Contributing — Commits, PRs, Common Tasks
For pre-commit setup, DCO sign-off (git commit -s), the fork-based PR workflow, the draft-PR rule for agents, PR-description rules (keep it short — no "how it works" walkthroughs or file tables), script and CI/workflow authoring principles (extend existing files before adding new ones; no speculative flags, restated defaults, or silent fallbacks), and step-by-step common-task recipes (adding a solver parameter, dependency, server endpoint, or CUDA kernel), see references/contributing.md.
Coding Conventions
For C++ naming (snake_case, d_/h_ prefixes, _t suffix), file extensions (.hpp/.cpp/.cu/.cuh and which compiler each uses), include order, Python style, error handling (CUOPT_EXPECTS, RAFT_CUDA_TRY), memory management (RMM patterns, no raw new/delete), and test-impact rules, see references/conventions.md.
Troubleshooting & CI
For build/test pitfalls (Cython rebuild, OOM, CUDA driver mismatch, missing nvcc) and CI failure diagnostics (style checks, DCO failures, dependency drift), see references/troubleshooting.md.
Key Files Reference
| Purpose | Location |
|---|---|
| Main build script | build.sh |
| Dependencies | dependencies.yaml |
| C++ formatting | .clang-format |
| Conda environments | conda/environments/ |
| Test data | datasets/ |
| CI scripts | ci/ |
Canonical Documentation
- Contributing/build/test: CONTRIBUTING.md
- CI scripts: ci/README.md
- Release scripts: ci/release/README.md
- Docs build: docs/cuopt/README.md
- Python binding architecture: references/python_bindings.md
Shell-execution, install, sudo, and outside-workspace policies are covered by Refusal Rules — Read First at the top of this skill.

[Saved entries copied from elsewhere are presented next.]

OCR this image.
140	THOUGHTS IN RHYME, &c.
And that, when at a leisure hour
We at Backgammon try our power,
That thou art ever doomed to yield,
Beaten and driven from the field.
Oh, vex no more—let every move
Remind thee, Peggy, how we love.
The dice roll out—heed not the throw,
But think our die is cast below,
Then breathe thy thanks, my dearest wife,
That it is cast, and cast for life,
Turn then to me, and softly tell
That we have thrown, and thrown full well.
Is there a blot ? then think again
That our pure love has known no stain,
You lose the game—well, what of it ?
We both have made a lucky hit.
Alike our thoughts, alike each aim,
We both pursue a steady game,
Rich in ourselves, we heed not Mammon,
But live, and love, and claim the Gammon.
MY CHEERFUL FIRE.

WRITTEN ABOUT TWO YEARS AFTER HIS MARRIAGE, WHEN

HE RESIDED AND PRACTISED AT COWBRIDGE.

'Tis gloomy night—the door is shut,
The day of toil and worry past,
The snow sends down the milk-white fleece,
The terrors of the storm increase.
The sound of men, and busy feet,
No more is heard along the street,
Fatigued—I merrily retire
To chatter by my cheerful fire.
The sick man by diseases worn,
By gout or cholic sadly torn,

VRP dimension internals (routing engine)
When implementing or debugging VRP dimensions (constraints, objectives, forward/backward propagation, combine, local-search deltas), read:
references/vrp_skills.md— architecture contracts, required interfaces, and implementation checklist.
Read it before adding a new dimension or changing combine semantics.
Numerical issues in non-routing solver internals
When a bug surfaces as wrong-but-plausible solver output (invalid lower bound, unexpectedly large duals, 10× iteration blow-up after a small change) rather than a crash, read:
resources/numerical_debugging.md— methodology for locating catastrophic-cancellation sites, the cancellation patterns endemic to cMIR / flow-cover / MIR-style cut construction, and threshold guidance for numerical guards.
Apply the instrument-first, guard-at-the-exact-site workflow it describes before patching — speculative fixes on these symptoms usually miss.